Pinkest Pink

by Ayleen Ivonne Liverani

An introspective journey and a challenge to self-acceptance in a world where pink is the symbolic color for vulnerability, and being vulnerable is still considered a weakness. Written in November 2020.

God, I loathed it.

As an infant, my mother would dress me as a princess, my abuela would ask me to join the beauty pageant only to dress me, decorate me with, make me pink. My
accessories were pink. I loathed it.

My friends would say pink was a girly colour. Being girly meant: weakness, fragility,
ridiculousness, tears, blood. I loathed being called girly. I loathed Pink.

You see pink razors, pink clothes, pink makeup, pink thrones for pink girls.
Because girls are pink and boys are blue.

En México one says: “Hombre, mujer o demonio?”.
That is such a binarist, patriarchal thing to say… Let’s translate it into colours: “Blue,
pink or yellow?”
Now you have the CYM color theory.
But we’re not robots, are we?
We’re not zeros and ones. So that’s still inappropriate and poor.

Pink is often mischievous. Men that dare to wear Pink are misunderstood. Women
that align to wear Pink are misconceived. What are our chances as human beings?

We have the pink tax, pink parking spots, pink share and our pink staples.
We’ve been assigned the colour pink since the ‘40s, What’s His Name decided that
Pink was no longer a boyish colour, it had to be girly. Girly is more expensive, girly is
more needy.

So Pink stopped being Red’s younger and calmer sibling, and became the frivolous and
weak underdog.

I despised Pink.

As a pubescent, I would take the bus to get to school. Every morning there she was,
my busmate, always dressed with White, Black, and Pink. Before taking il 93 verso
Baricella, mia madre would persistently tell me: “Mirala, she’s so linda con el Rosa.
Why don’t you wear it?”

You ask me why I don’t want to be Pink. Why didn’t I want to be Pink?

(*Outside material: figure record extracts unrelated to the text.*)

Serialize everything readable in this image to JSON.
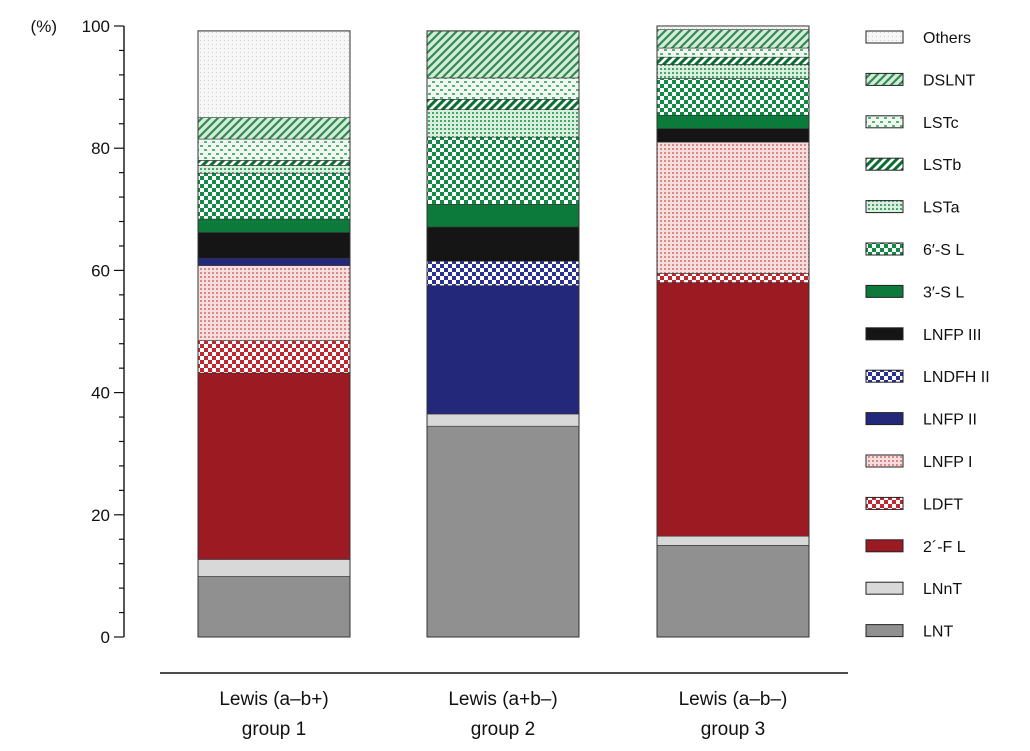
{
  "chart_data": {
    "type": "bar",
    "stacked": true,
    "y_unit_label": "(%)",
    "ylim": [
      0,
      100
    ],
    "y_ticks": [
      "0",
      "20",
      "40",
      "60",
      "80",
      "100"
    ],
    "grid": false,
    "legend_position": "right",
    "categories": [
      [
        "Lewis (a–b+)",
        "group 1"
      ],
      [
        "Lewis (a+b–)",
        "group 2"
      ],
      [
        "Lewis (a–b–)",
        "group 3"
      ]
    ],
    "series": [
      {
        "name": "LNT",
        "color": "#909090",
        "pattern": "solid-gray",
        "values": [
          9.9,
          34.5,
          15.0
        ]
      },
      {
        "name": "LNnT",
        "color": "#d8d8d8",
        "pattern": "solid-light",
        "values": [
          2.8,
          2.0,
          1.5
        ]
      },
      {
        "name": "2´-F L",
        "color": "#9c1b22",
        "pattern": "solid-red",
        "values": [
          30.5,
          0,
          41.5
        ]
      },
      {
        "name": "LDFT",
        "color": "#c0282f",
        "pattern": "checker-red",
        "values": [
          5.3,
          0,
          1.5
        ]
      },
      {
        "name": "LNFP I",
        "color": "#e9b4b4",
        "pattern": "dots-pink",
        "values": [
          12.3,
          0,
          21.5
        ]
      },
      {
        "name": "LNFP II",
        "color": "#23287a",
        "pattern": "solid-navy",
        "values": [
          1.2,
          21.0,
          0
        ]
      },
      {
        "name": "LNDFH II",
        "color": "#2a3194",
        "pattern": "checker-blue",
        "values": [
          0,
          4.0,
          0
        ]
      },
      {
        "name": "LNFP III",
        "color": "#151515",
        "pattern": "solid-black",
        "values": [
          4.2,
          5.6,
          2.2
        ]
      },
      {
        "name": "3′-S L",
        "color": "#0b7a3a",
        "pattern": "solid-green",
        "values": [
          2.2,
          3.7,
          2.2
        ]
      },
      {
        "name": "6′-S L",
        "color": "#128a45",
        "pattern": "checker-green",
        "values": [
          7.5,
          11.0,
          6.0
        ]
      },
      {
        "name": "LSTa",
        "color": "#7cc28f",
        "pattern": "dots-green",
        "values": [
          1.3,
          4.5,
          2.3
        ]
      },
      {
        "name": "LSTb",
        "color": "#0b6f34",
        "pattern": "stripes-dark-green",
        "values": [
          0.8,
          1.7,
          1.2
        ]
      },
      {
        "name": "LSTc",
        "color": "#8fce9f",
        "pattern": "dashes-green",
        "values": [
          3.5,
          3.5,
          1.5
        ]
      },
      {
        "name": "DSLNT",
        "color": "#3e9a5c",
        "pattern": "hatch-green",
        "values": [
          3.5,
          7.7,
          3.0
        ]
      },
      {
        "name": "Others",
        "color": "#f0f0f0",
        "pattern": "dots-light",
        "values": [
          14.2,
          0,
          0.6
        ]
      }
    ],
    "legend_order": [
      "Others",
      "DSLNT",
      "LSTc",
      "LSTb",
      "LSTa",
      "6′-S L",
      "3′-S L",
      "LNFP III",
      "LNDFH II",
      "LNFP II",
      "LNFP I",
      "LDFT",
      "2´-F L",
      "LNnT",
      "LNT"
    ]
  }
}
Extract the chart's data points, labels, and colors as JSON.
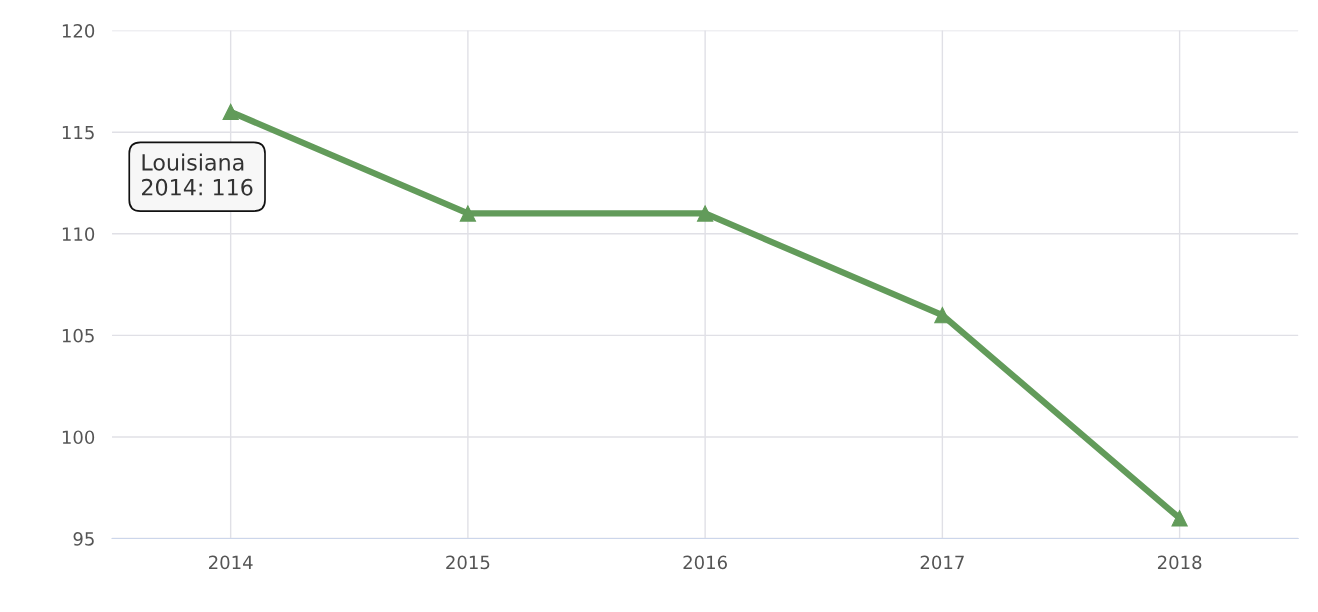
{
  "chart_data": {
    "type": "line",
    "categories": [
      "2014",
      "2015",
      "2016",
      "2017",
      "2018"
    ],
    "series": [
      {
        "color": "#629b5a",
        "values": [
          116,
          111,
          111,
          106,
          96
        ]
      }
    ],
    "ylim": [
      95,
      120
    ],
    "yticks": [
      95,
      100,
      105,
      110,
      115,
      120
    ],
    "grid": true,
    "marker": "triangle",
    "line_style": "solid",
    "annotations": [
      {
        "text": "Louisiana\n2014: 116",
        "x": "2014",
        "y": 116
      }
    ]
  }
}
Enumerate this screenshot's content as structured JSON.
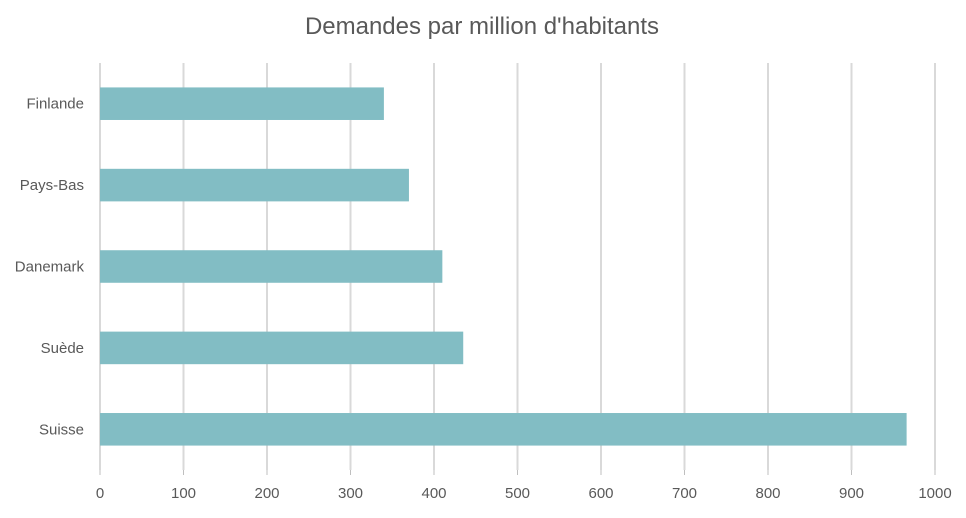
{
  "chart_data": {
    "type": "bar",
    "orientation": "horizontal",
    "title": "Demandes par million d'habitants",
    "categories": [
      "Finlande",
      "Pays-Bas",
      "Danemark",
      "Suède",
      "Suisse"
    ],
    "values": [
      340,
      370,
      410,
      435,
      966
    ],
    "xlabel": "",
    "ylabel": "",
    "xlim": [
      0,
      1000
    ],
    "xticks": [
      0,
      100,
      200,
      300,
      400,
      500,
      600,
      700,
      800,
      900,
      1000
    ],
    "grid": true,
    "legend": "none",
    "bar_color": "#82bdc4"
  }
}
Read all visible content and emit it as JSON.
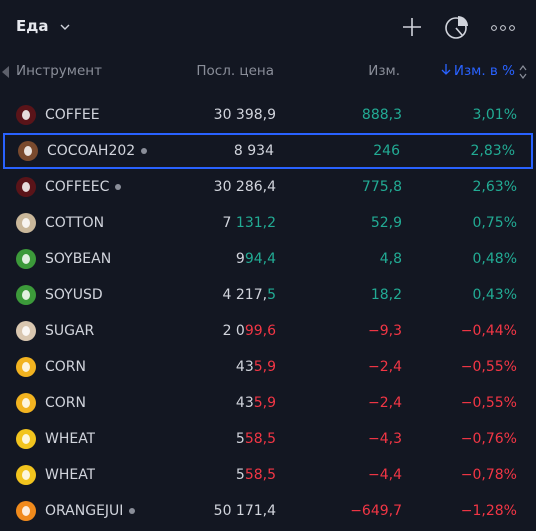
{
  "header": {
    "title": "Еда"
  },
  "columns": {
    "instrument": "Инструмент",
    "price": "Посл. цена",
    "change": "Изм.",
    "change_pct": "Изм. в %"
  },
  "rows": [
    {
      "symbol": "COFFEE",
      "icon_color": "#5a1419",
      "dot": false,
      "direction": "up",
      "price": {
        "fixed": "30 398,9",
        "changed": ""
      },
      "change": "888,3",
      "change_pct": "3,01%"
    },
    {
      "symbol": "COCOAH202",
      "icon_color": "#7a4a2e",
      "dot": true,
      "direction": "up",
      "price": {
        "fixed": "8 934",
        "changed": ""
      },
      "change": "246",
      "change_pct": "2,83%",
      "selected": true
    },
    {
      "symbol": "COFFEEC",
      "icon_color": "#5a1419",
      "dot": true,
      "direction": "up",
      "price": {
        "fixed": "30 286,4",
        "changed": ""
      },
      "change": "775,8",
      "change_pct": "2,63%"
    },
    {
      "symbol": "COTTON",
      "icon_color": "#c9b79a",
      "dot": false,
      "direction": "up",
      "price": {
        "fixed": "7 ",
        "changed": "131,2"
      },
      "change": "52,9",
      "change_pct": "0,75%"
    },
    {
      "symbol": "SOYBEAN",
      "icon_color": "#3c9a3a",
      "dot": false,
      "direction": "up",
      "price": {
        "fixed": "9",
        "changed": "94,4"
      },
      "change": "4,8",
      "change_pct": "0,48%"
    },
    {
      "symbol": "SOYUSD",
      "icon_color": "#3c9a3a",
      "dot": false,
      "direction": "up",
      "price": {
        "fixed": "4 217,",
        "changed": "5"
      },
      "change": "18,2",
      "change_pct": "0,43%"
    },
    {
      "symbol": "SUGAR",
      "icon_color": "#d9c7b0",
      "dot": false,
      "direction": "down",
      "price": {
        "fixed": "2 0",
        "changed": "99,6"
      },
      "change": "−9,3",
      "change_pct": "−0,44%"
    },
    {
      "symbol": "CORN",
      "icon_color": "#f2b320",
      "dot": false,
      "direction": "down",
      "price": {
        "fixed": "43",
        "changed": "5,9"
      },
      "change": "−2,4",
      "change_pct": "−0,55%"
    },
    {
      "symbol": "CORN",
      "icon_color": "#f2b320",
      "dot": false,
      "direction": "down",
      "price": {
        "fixed": "43",
        "changed": "5,9"
      },
      "change": "−2,4",
      "change_pct": "−0,55%"
    },
    {
      "symbol": "WHEAT",
      "icon_color": "#f2c41e",
      "dot": false,
      "direction": "down",
      "price": {
        "fixed": "5",
        "changed": "58,5"
      },
      "change": "−4,3",
      "change_pct": "−0,76%"
    },
    {
      "symbol": "WHEAT",
      "icon_color": "#f2c41e",
      "dot": false,
      "direction": "down",
      "price": {
        "fixed": "5",
        "changed": "58,5"
      },
      "change": "−4,4",
      "change_pct": "−0,78%"
    },
    {
      "symbol": "ORANGEJUI",
      "icon_color": "#f08a1c",
      "dot": true,
      "direction": "down",
      "price": {
        "fixed": "50 171,4",
        "changed": ""
      },
      "change": "−649,7",
      "change_pct": "−1,28%"
    }
  ]
}
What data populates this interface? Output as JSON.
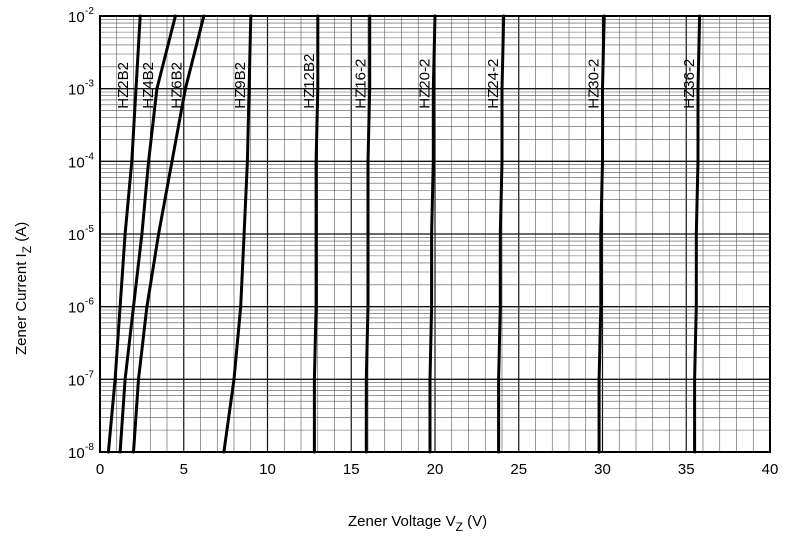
{
  "chart_data": {
    "type": "line",
    "title": "",
    "xlabel": {
      "main": "Zener Voltage V",
      "sub": "Z",
      "unit": " (V)"
    },
    "ylabel": {
      "main": "Zener Current I",
      "sub": "Z",
      "unit": "   (A)"
    },
    "xlim": [
      0,
      40
    ],
    "ylim": [
      1e-08,
      0.01
    ],
    "y_scale": "log",
    "grid": true,
    "x_ticks": [
      0,
      5,
      10,
      15,
      20,
      25,
      30,
      35,
      40
    ],
    "y_ticks": [
      {
        "value": 1e-08,
        "base": "10",
        "exp": "-8"
      },
      {
        "value": 1e-07,
        "base": "10",
        "exp": "-7"
      },
      {
        "value": 1e-06,
        "base": "10",
        "exp": "-6"
      },
      {
        "value": 1e-05,
        "base": "10",
        "exp": "-5"
      },
      {
        "value": 0.0001,
        "base": "10",
        "exp": "-4"
      },
      {
        "value": 0.001,
        "base": "10",
        "exp": "-3"
      },
      {
        "value": 0.01,
        "base": "10",
        "exp": "-2"
      }
    ],
    "series": [
      {
        "name": "HZ2B2",
        "x": [
          0.5,
          0.9,
          1.2,
          1.5,
          1.9,
          2.4
        ],
        "y": [
          1e-08,
          1e-07,
          1e-06,
          1e-05,
          0.0001,
          0.01
        ]
      },
      {
        "name": "HZ4B2",
        "x": [
          1.2,
          1.5,
          2.0,
          2.5,
          2.9,
          3.4,
          4.5
        ],
        "y": [
          1e-08,
          1e-07,
          1e-06,
          1e-05,
          0.0001,
          0.001,
          0.01
        ]
      },
      {
        "name": "HZ6B2",
        "x": [
          2.0,
          2.3,
          2.8,
          3.5,
          4.3,
          5.1,
          6.2
        ],
        "y": [
          1e-08,
          1e-07,
          1e-06,
          1e-05,
          0.0001,
          0.001,
          0.01
        ]
      },
      {
        "name": "HZ9B2",
        "x": [
          7.4,
          8.0,
          8.4,
          8.6,
          8.8,
          8.9,
          9.0
        ],
        "y": [
          1e-08,
          1e-07,
          1e-06,
          1e-05,
          0.0001,
          0.001,
          0.01
        ]
      },
      {
        "name": "HZ12B2",
        "x": [
          12.8,
          12.8,
          12.9,
          12.9,
          12.9,
          13.0,
          13.0
        ],
        "y": [
          1e-08,
          1e-07,
          1e-06,
          1e-05,
          0.0001,
          0.001,
          0.01
        ]
      },
      {
        "name": "HZ16-2",
        "x": [
          15.9,
          15.9,
          16.0,
          16.0,
          16.0,
          16.1,
          16.1
        ],
        "y": [
          1e-08,
          1e-07,
          1e-06,
          1e-05,
          0.0001,
          0.001,
          0.01
        ]
      },
      {
        "name": "HZ20-2",
        "x": [
          19.7,
          19.7,
          19.8,
          19.8,
          19.9,
          19.9,
          20.0
        ],
        "y": [
          1e-08,
          1e-07,
          1e-06,
          1e-05,
          0.0001,
          0.001,
          0.01
        ]
      },
      {
        "name": "HZ24-2",
        "x": [
          23.8,
          23.8,
          23.9,
          23.9,
          24.0,
          24.0,
          24.1
        ],
        "y": [
          1e-08,
          1e-07,
          1e-06,
          1e-05,
          0.0001,
          0.001,
          0.01
        ]
      },
      {
        "name": "HZ30-2",
        "x": [
          29.8,
          29.8,
          29.9,
          29.9,
          30.0,
          30.0,
          30.1
        ],
        "y": [
          1e-08,
          1e-07,
          1e-06,
          1e-05,
          0.0001,
          0.001,
          0.01
        ]
      },
      {
        "name": "HZ36-2",
        "x": [
          35.5,
          35.5,
          35.6,
          35.6,
          35.7,
          35.7,
          35.8
        ],
        "y": [
          1e-08,
          1e-07,
          1e-06,
          1e-05,
          0.0001,
          0.001,
          0.01
        ]
      }
    ],
    "colors": {
      "curve": "#000000",
      "major_grid": "#111111",
      "minor_grid": "#555555",
      "frame": "#000000"
    }
  }
}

Pink was weak. Pink was vulnerable.
Pink is like this to people who think: Pink is nicer than Black and Red.
I can’t be nice in a world that prefers Blue, Green and Orange.
I can’t be as warm as Pink in a space as cold as White.
I won’t survive in a society that refuses Pink’s affection and fights it with Red and
Black.

Pink is painful. Being Pink is hard.
Alas. I can’t be but Pink.

My cheeks turn pink when I’m: aroused, flattered, pleased, loved, outraged.

Pink is my warning.
My irritated, itching, suffering skin is Pink.
The warmth of my Love, makes me go Pink.
My eyes grow Pink with the frustration born from an unjust planet.

I remember my childhood in México, I used to enjoy watching Coraje, el perro
cobarde , ‘Leone, il cane fifone’. The main character was a caring, anxious, devoted,
pink adopted dog that always overcomes his fears and worst case scenarios by
keeping in his heart the fact that he has Marilou: one always has its own Marilou. For
me it was Art and my cats, for you it may be coming home and feeling the warmth of
your hearth.
Therefore Pink is brave, full of love and cozy.

If I can’t be but Pink, I will be the Pinkest Pink.

Pink is compassionate, affectionate, sensitive.
There’s no such thing as weakness and tears and blood.

I take Pink as a promise that will bring me: sweat for being strong, coziness for being
compassionate, battles to win for being persistent, and Love for existing.

Pink meditating is clairvoyant. Pink sees more clearly than the Furious Red and the
Distant Blue.
Pink has a lot of Red and a pinch of Blue.
Pink extremely cares but still seeks the truest truth.

                                                                I will try

                                                                to be the Pinkest

                                                                Pink,

                                                                for I need

                                                                warmth

                                                                and

                                                                Sensitivity.

Ayleen Ivonne Liverani is a student at the Academy of Fine Arts in Bologna. As a Mexican-Italian, she’s always been interested in the art of communicating and sharing knowledge and emotions, especially when those are as different as can be. She started writing music reviews for an online magazine whose peculiarity was to align the review genres with a common theme. She then discovered the power of writing and joined a workshop organized by the Academy and MamBo Museum of Bologna, held by Allison Grimaldi-Donahue. She’s currently focusing her studies on the Inutterable, the occasional obsolency of words, which will be the core of her thesis.